David Dichter, 89, passed away after a very courageous battle with several issues affecting his health on December 28, 2020. David was predeceased by his parents, Herman Dichter and Jean Mayer, and his sister, Shirley Gordon. David is survived by his loving and devoted wife of 48 years, Ruth, daughter, Alexandra (Keith), son, Daniel (Natacha), sister, Ruth Raphel, a niece and nephews and their families, and the three apples of his eye: grandchildren, Max, Luca, and Matilda.
David devoted the overwhelming majority of his life supporting people and the environment both in the United States and abroad. Born on Atlantic City's New Jersey Avenue, where his father ran the Dichter Hotel, he longed to not only see the world but to change it for the better, while devising his own unconventional path. After graduating from Atlantic City High School, he followed a yearning to travel that led him to an undergraduate degree in Asian Studies in northern India, Graduate School of Geography at Clark University in Massachusetts, and a Ph.D. in Economic and Political Geography at Birkbeck College of London University. In 1967 he published a study in Regional Geography on the North-West Frontier of West Pakistan.

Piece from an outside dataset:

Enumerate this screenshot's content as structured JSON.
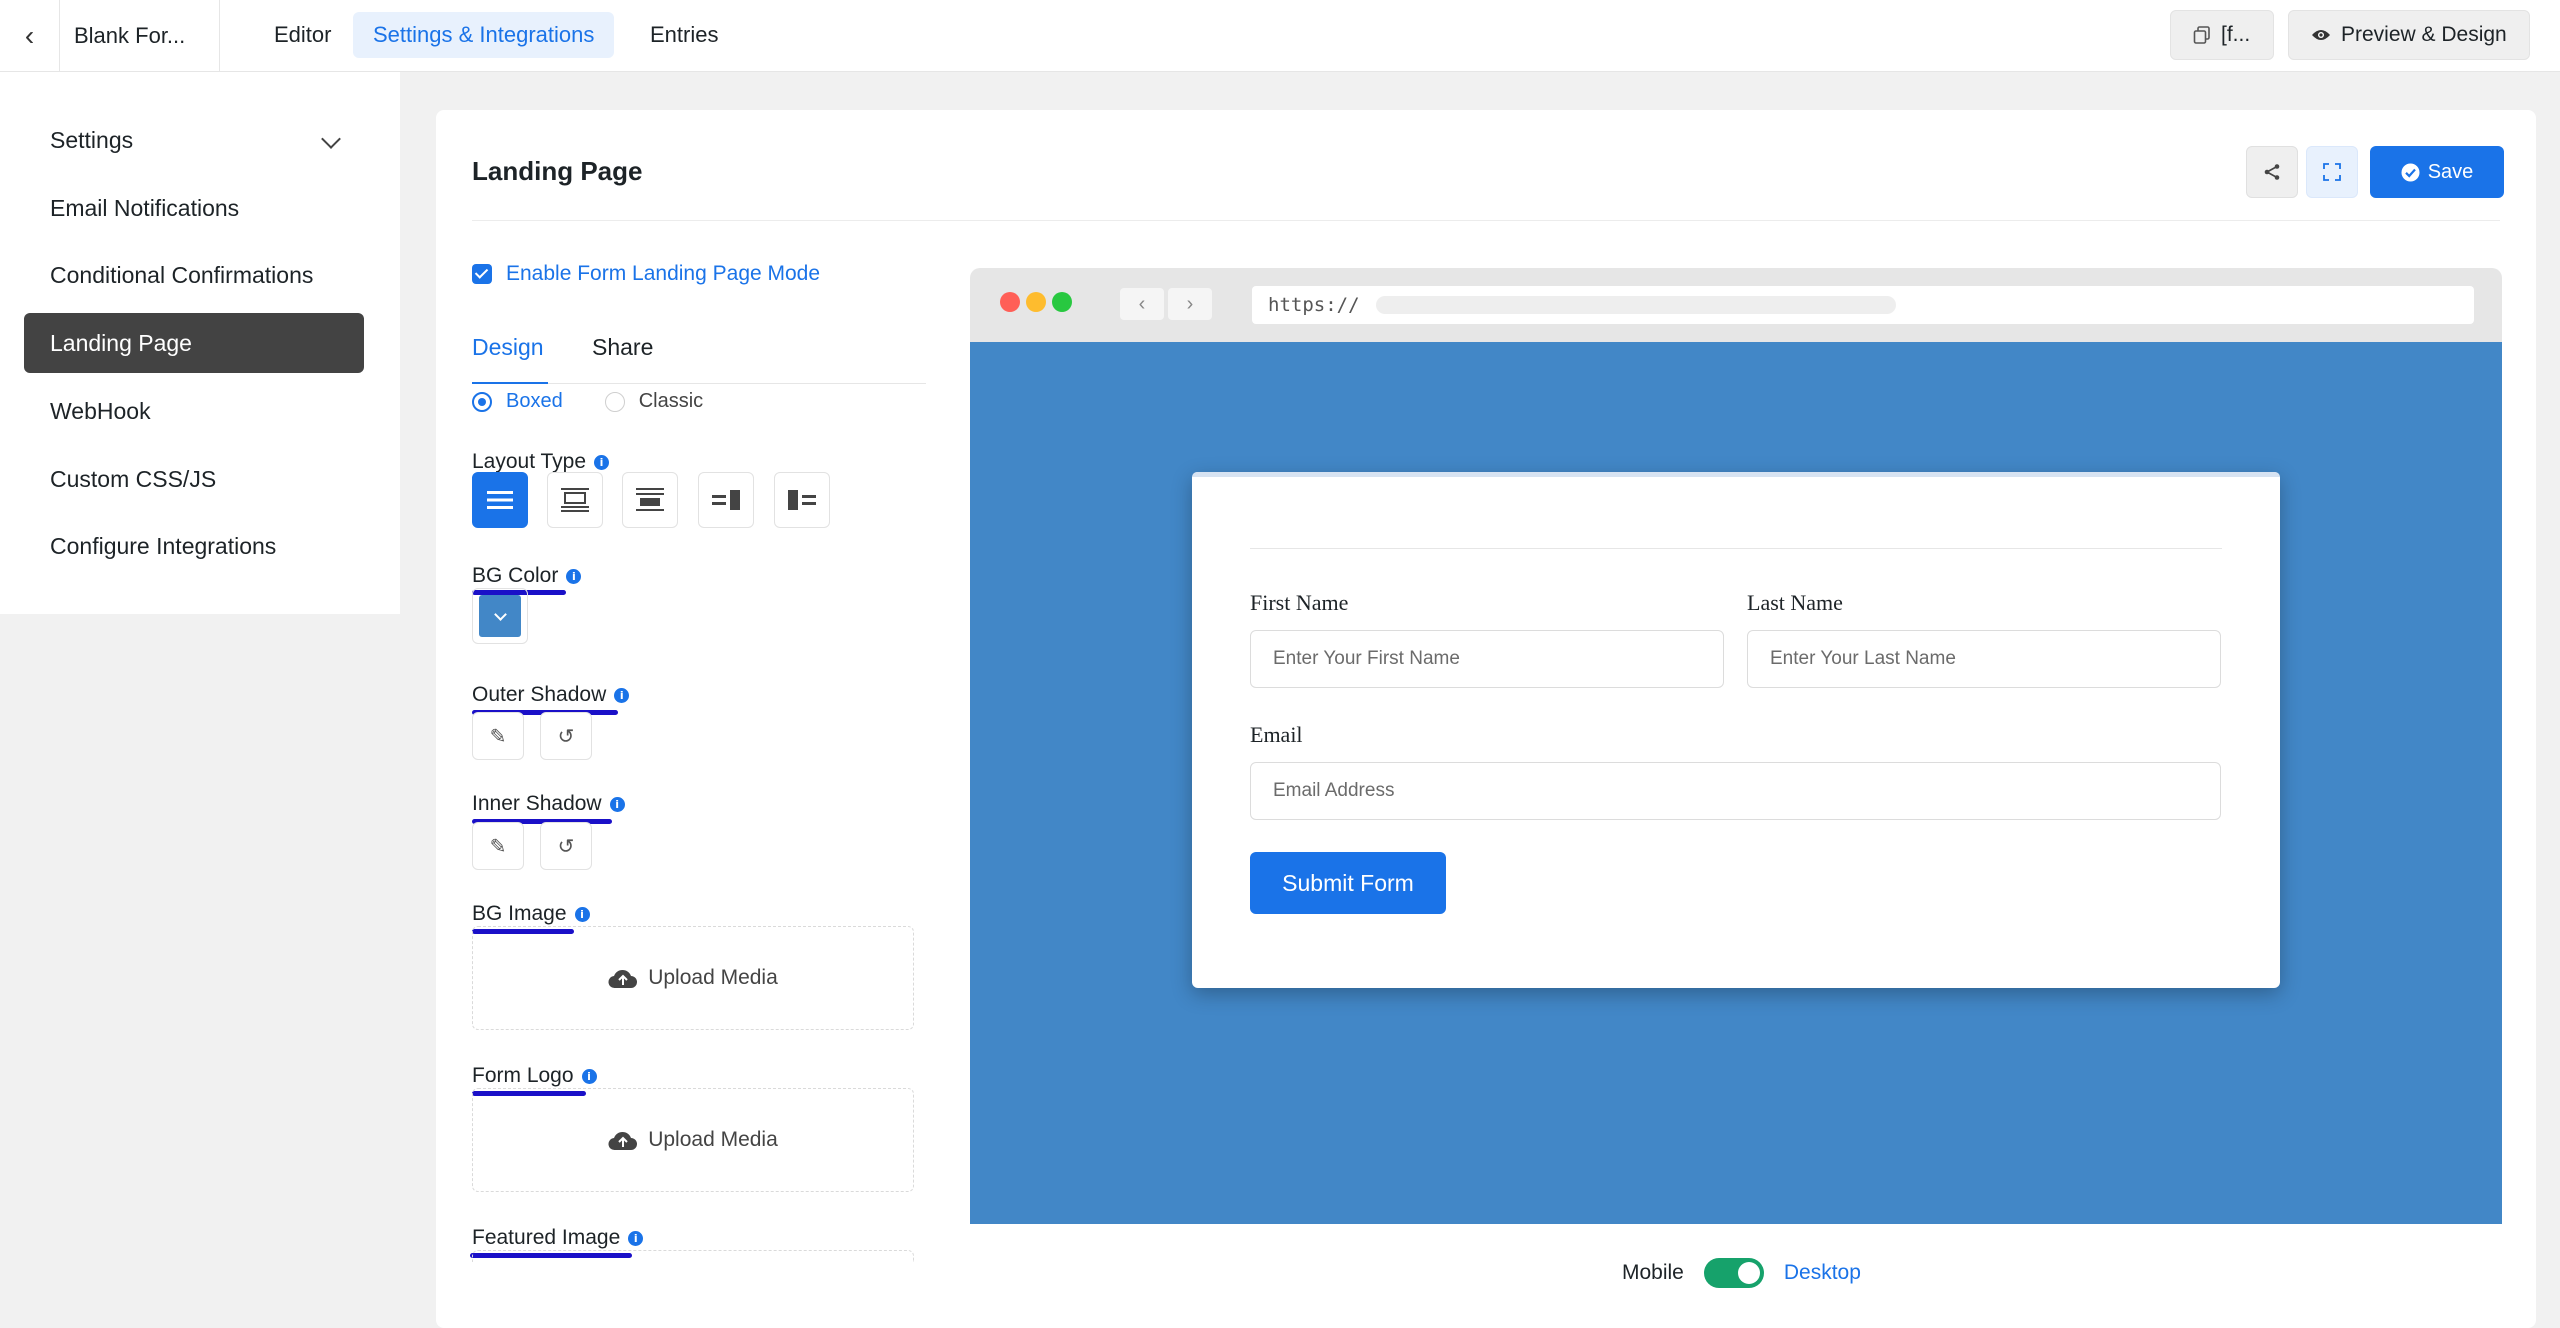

Among his many jobs, he served as Peace Corps Desk Officer for Afghanistan and Pakistan in Washington DC, served as a U.S. Foreign Service officer in Thailand and Burma, and did a three-year stint in the US Marine Corps, serving mostly in Japan. In 1954, he undertook a transformative and life-changing solo motorcycle trip from India to Eastern Europe. Many pictures of this trip adorn the walls of his study. David was also a candidate for Congress against Charlie Sandman in 1968. David could tell you amazing and interesting stories for days!

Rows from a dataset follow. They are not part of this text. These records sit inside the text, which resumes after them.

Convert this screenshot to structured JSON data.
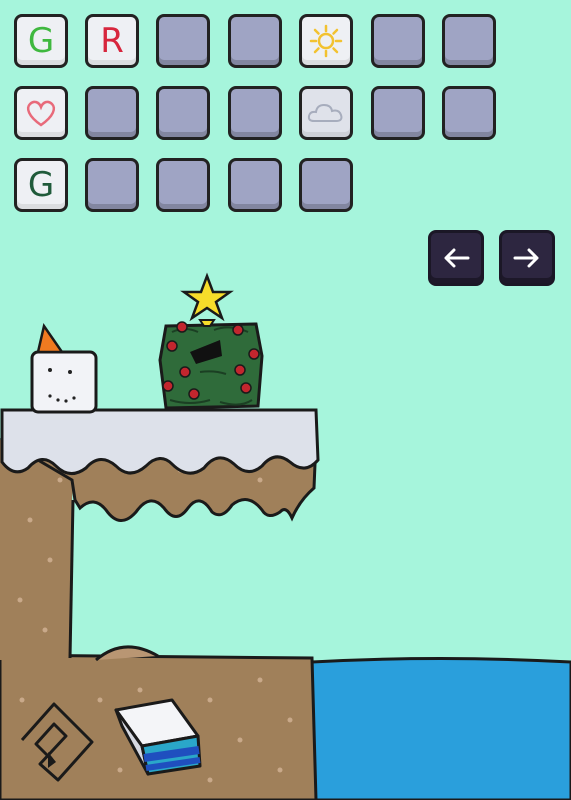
{
  "inventory": {
    "rows": [
      [
        {
          "kind": "letter",
          "text": "G",
          "color": "#3fb83f"
        },
        {
          "kind": "letter",
          "text": "R",
          "color": "#d7263d"
        },
        {
          "kind": "empty"
        },
        {
          "kind": "empty"
        },
        {
          "kind": "icon",
          "icon": "sun-icon"
        },
        {
          "kind": "empty"
        },
        {
          "kind": "empty"
        }
      ],
      [
        {
          "kind": "icon",
          "icon": "heart-icon"
        },
        {
          "kind": "empty"
        },
        {
          "kind": "empty"
        },
        {
          "kind": "empty"
        },
        {
          "kind": "icon",
          "icon": "cloud-icon"
        },
        {
          "kind": "empty"
        },
        {
          "kind": "empty"
        }
      ],
      [
        {
          "kind": "letter",
          "text": "G",
          "color": "#1f5a3a"
        },
        {
          "kind": "empty"
        },
        {
          "kind": "empty"
        },
        {
          "kind": "empty"
        },
        {
          "kind": "empty"
        }
      ]
    ]
  },
  "nav": {
    "prev_icon": "arrow-left-icon",
    "next_icon": "arrow-right-icon"
  },
  "colors": {
    "background": "#a6f5dc",
    "water": "#2a9fdc",
    "dirt": "#a0805a",
    "snow": "#dde1ea",
    "tree": "#2f6b3a"
  },
  "tools": {
    "undo_icon": "undo-spiral-icon",
    "eraser_icon": "eraser-icon"
  }
}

Following these adventures, David met his future wife Ruth Griwa in Washington DC. To demonstrate the seriousness of his intentions, he moved to her native country, Switzerland, despite only knowing a few words of French. In Geneva, David worked for an intergovernmental organization (ISVS) that led to the creation of a U.N. Volunteer Program and then founded a service organization, Technology for the People, that was active in the transfer of technology and management know-how between companies in Western countries and 3rd World business enterprises. He traveled extensively in this capacity in Africa and Asia and loved to share stories of his adventures with Alexandra and Daniel, who always eagerly awaited his return.
David’s retirement in the early 2000s enabled him and Ruth to return to New Jersey, where his unequivocal passion for improving the quality of life for communities never left him – even up until his last moments among us. His most recent effort involved advocating to have Atlantic City become the international focal point for addressing global warming and climate change. His idea had started to gain some traction. David Dichter had a transformative effect on countless lives and communities – and he leaves this world having made it better than when he found it in 1931. His true legacy, however, will live in the hearts and spirits of his family.
His family would like to thank the medical staff of the NJ Shore Physicians Group, the Nazha Cancer Center, and the physicians and staff of Shore Memorial Hospital. Burial will be private at the Atlantic County Veterans Cemetery. If you would like to make a donation in David’s memory you can choose a community-based organization, or other charity of your choice.